You can avoid unsightly downcasting and breaking the Liskov Substitution Principle by simple delegating from the common interface like this:
class Toyota : public Car
{
void accelerateUncontrollably() // can't have abstract methods here, btw
{
// throttle the engine unexpectedly, lock pedal beneath mat, etc.
}
void accelerate() // you have to implement accelerate anyway because of Car
{
accelerateUncontrollably();
}
}
Now the ToyataDriver will have no idea that simply accelerating will call accelerate uncontrollably:
class ToyotaDriver : public Person
{
void drive(Car car)
{
car.accelerate();
}
}
Note also that any Driver object that finds themselves with a Toyota Car object may experience the same effect:
LexusDriver driver = new LexusDriver();
driver.drive(ToyotaFactory.newPrius()); // whee!

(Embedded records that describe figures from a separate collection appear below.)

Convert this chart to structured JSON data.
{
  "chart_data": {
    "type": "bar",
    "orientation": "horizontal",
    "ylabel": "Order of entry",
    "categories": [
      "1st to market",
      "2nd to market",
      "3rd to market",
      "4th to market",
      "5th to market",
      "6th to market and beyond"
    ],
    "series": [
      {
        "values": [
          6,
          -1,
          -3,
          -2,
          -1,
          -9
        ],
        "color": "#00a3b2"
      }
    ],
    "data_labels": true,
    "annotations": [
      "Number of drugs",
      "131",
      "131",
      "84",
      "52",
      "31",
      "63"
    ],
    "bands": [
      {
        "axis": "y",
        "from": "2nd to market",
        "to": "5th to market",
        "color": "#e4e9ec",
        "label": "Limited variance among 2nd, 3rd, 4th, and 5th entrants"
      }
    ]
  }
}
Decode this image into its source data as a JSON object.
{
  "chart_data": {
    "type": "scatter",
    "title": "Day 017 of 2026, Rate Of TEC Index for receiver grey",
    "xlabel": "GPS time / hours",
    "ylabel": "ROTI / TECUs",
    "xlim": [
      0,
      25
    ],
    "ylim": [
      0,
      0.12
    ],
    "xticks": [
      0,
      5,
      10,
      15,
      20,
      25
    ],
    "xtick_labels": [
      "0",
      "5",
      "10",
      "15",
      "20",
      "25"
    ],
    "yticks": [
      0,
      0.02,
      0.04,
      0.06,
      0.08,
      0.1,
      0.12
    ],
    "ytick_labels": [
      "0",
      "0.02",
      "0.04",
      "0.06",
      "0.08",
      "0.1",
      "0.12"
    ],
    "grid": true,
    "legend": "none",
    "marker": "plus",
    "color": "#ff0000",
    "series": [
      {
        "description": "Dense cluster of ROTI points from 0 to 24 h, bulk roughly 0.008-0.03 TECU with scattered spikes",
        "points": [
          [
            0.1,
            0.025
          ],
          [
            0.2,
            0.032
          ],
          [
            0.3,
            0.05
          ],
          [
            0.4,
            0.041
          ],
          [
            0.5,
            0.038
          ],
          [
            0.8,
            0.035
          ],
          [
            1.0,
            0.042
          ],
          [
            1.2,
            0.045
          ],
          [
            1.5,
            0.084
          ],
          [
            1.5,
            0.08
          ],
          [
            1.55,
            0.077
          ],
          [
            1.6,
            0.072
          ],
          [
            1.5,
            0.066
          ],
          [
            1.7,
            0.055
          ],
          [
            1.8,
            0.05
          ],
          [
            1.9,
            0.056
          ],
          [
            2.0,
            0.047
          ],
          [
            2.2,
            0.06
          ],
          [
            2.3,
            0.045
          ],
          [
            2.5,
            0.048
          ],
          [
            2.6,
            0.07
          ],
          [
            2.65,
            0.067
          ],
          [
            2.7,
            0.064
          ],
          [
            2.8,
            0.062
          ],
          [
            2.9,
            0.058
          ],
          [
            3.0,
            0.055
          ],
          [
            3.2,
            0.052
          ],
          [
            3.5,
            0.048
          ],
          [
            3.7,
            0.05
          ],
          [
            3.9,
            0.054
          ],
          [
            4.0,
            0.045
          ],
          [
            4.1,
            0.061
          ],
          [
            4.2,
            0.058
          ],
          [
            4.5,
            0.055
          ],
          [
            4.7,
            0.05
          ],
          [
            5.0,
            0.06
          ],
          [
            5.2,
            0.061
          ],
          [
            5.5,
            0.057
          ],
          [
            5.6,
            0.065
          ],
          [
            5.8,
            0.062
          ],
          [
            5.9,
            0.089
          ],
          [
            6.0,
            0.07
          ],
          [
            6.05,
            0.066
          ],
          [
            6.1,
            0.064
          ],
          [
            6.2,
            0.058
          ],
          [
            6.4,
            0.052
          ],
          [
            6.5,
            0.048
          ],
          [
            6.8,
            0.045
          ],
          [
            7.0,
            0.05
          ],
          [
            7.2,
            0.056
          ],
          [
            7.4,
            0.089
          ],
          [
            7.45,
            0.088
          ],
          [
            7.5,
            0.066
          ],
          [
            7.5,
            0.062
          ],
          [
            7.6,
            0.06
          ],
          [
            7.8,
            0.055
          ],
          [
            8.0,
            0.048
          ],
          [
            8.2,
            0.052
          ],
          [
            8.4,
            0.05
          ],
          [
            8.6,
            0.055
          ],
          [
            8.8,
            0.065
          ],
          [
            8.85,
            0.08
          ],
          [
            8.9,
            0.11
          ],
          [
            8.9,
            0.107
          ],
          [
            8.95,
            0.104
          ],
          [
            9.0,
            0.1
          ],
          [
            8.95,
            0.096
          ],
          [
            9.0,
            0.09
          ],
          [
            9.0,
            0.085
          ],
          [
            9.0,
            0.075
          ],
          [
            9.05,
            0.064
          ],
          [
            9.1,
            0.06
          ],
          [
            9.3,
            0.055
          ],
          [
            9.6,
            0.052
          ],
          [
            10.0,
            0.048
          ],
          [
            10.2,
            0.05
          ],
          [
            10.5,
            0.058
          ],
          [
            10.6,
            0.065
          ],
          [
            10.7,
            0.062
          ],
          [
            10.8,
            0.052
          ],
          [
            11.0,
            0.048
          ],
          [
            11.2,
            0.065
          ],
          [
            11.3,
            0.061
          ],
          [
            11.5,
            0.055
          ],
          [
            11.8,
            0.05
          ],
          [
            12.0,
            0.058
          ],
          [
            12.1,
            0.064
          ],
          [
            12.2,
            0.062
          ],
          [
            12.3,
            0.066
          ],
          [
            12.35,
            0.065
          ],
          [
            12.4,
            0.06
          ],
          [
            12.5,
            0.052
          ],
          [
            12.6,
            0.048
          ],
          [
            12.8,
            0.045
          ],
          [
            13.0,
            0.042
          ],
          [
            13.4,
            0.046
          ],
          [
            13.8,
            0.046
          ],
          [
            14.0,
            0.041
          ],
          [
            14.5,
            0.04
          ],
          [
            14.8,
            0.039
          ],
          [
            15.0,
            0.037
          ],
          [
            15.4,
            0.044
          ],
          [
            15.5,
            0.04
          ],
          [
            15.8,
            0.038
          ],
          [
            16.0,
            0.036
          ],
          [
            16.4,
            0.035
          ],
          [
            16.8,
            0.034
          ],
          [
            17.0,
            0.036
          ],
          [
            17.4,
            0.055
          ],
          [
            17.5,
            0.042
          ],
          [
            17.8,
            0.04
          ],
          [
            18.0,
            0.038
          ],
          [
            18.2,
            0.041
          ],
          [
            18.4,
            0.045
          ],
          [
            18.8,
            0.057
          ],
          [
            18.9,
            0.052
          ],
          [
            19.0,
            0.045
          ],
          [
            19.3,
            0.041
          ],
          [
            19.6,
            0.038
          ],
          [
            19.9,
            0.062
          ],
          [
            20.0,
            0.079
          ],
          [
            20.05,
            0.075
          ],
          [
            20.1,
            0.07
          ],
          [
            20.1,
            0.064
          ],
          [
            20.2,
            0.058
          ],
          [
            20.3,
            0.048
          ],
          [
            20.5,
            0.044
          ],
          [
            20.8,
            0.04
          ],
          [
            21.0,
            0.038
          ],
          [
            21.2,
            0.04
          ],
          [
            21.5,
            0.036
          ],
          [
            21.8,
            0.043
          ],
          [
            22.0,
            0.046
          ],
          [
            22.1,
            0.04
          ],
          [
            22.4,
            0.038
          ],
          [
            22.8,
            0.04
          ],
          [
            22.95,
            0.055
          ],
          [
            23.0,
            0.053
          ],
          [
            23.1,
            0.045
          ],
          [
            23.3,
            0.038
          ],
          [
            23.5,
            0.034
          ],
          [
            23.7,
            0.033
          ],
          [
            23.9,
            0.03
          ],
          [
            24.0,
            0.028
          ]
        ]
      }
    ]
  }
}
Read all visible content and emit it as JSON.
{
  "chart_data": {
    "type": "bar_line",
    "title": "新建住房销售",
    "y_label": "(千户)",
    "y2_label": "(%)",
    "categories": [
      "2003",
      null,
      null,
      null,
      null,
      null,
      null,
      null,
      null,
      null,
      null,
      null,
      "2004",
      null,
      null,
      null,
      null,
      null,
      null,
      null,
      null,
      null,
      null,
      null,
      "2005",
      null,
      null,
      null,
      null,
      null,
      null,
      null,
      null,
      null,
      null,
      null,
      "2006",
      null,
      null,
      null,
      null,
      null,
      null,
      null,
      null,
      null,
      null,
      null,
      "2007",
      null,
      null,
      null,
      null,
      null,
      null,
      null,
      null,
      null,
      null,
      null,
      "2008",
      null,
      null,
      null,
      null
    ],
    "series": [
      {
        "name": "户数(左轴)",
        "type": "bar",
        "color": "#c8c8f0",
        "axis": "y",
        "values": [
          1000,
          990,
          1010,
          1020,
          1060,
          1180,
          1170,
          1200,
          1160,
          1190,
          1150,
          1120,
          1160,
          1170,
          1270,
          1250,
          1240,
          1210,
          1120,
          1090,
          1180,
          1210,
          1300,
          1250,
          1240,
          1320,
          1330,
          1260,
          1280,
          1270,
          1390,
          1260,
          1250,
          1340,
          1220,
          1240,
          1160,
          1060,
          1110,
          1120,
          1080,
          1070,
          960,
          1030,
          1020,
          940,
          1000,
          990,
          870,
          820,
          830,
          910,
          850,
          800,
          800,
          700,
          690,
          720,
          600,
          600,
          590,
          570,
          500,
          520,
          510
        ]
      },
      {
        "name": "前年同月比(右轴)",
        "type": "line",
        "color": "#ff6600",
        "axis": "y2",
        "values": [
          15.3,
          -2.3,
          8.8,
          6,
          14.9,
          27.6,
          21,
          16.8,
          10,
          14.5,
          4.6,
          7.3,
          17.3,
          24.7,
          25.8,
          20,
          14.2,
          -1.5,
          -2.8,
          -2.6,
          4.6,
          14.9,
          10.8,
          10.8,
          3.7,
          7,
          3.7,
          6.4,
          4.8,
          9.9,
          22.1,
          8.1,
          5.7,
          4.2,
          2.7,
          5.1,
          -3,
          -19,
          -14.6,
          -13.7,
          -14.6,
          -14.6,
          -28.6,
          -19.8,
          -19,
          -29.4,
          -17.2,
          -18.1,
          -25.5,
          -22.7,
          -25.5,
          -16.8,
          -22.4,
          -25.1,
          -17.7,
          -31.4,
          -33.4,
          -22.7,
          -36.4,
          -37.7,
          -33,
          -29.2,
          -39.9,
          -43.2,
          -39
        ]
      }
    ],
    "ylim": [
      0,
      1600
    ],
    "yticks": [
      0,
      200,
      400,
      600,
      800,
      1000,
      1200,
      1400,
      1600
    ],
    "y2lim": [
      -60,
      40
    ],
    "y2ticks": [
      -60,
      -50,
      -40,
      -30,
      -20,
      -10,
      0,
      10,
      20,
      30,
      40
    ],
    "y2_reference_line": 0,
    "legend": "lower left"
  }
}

GreenHornetDriver driver new GreenHornetDriver();
driver.drive(ToyotaFactory.newCorolla()); // wow!
This is the idea: Toyata Cars present themselves to a Driver as simply a "Car", not an "Uncontrollably Accerating Car." The Driver isn't coupled to the uncontrollablyAccelerate interface, i.e., has no idea what's about to happen. Once they do call accelerate, and assuming doing so doesn't cause the system to crash, we may see a rare corollary to the Liskov Substitution Principle, the Universal Recall Principle.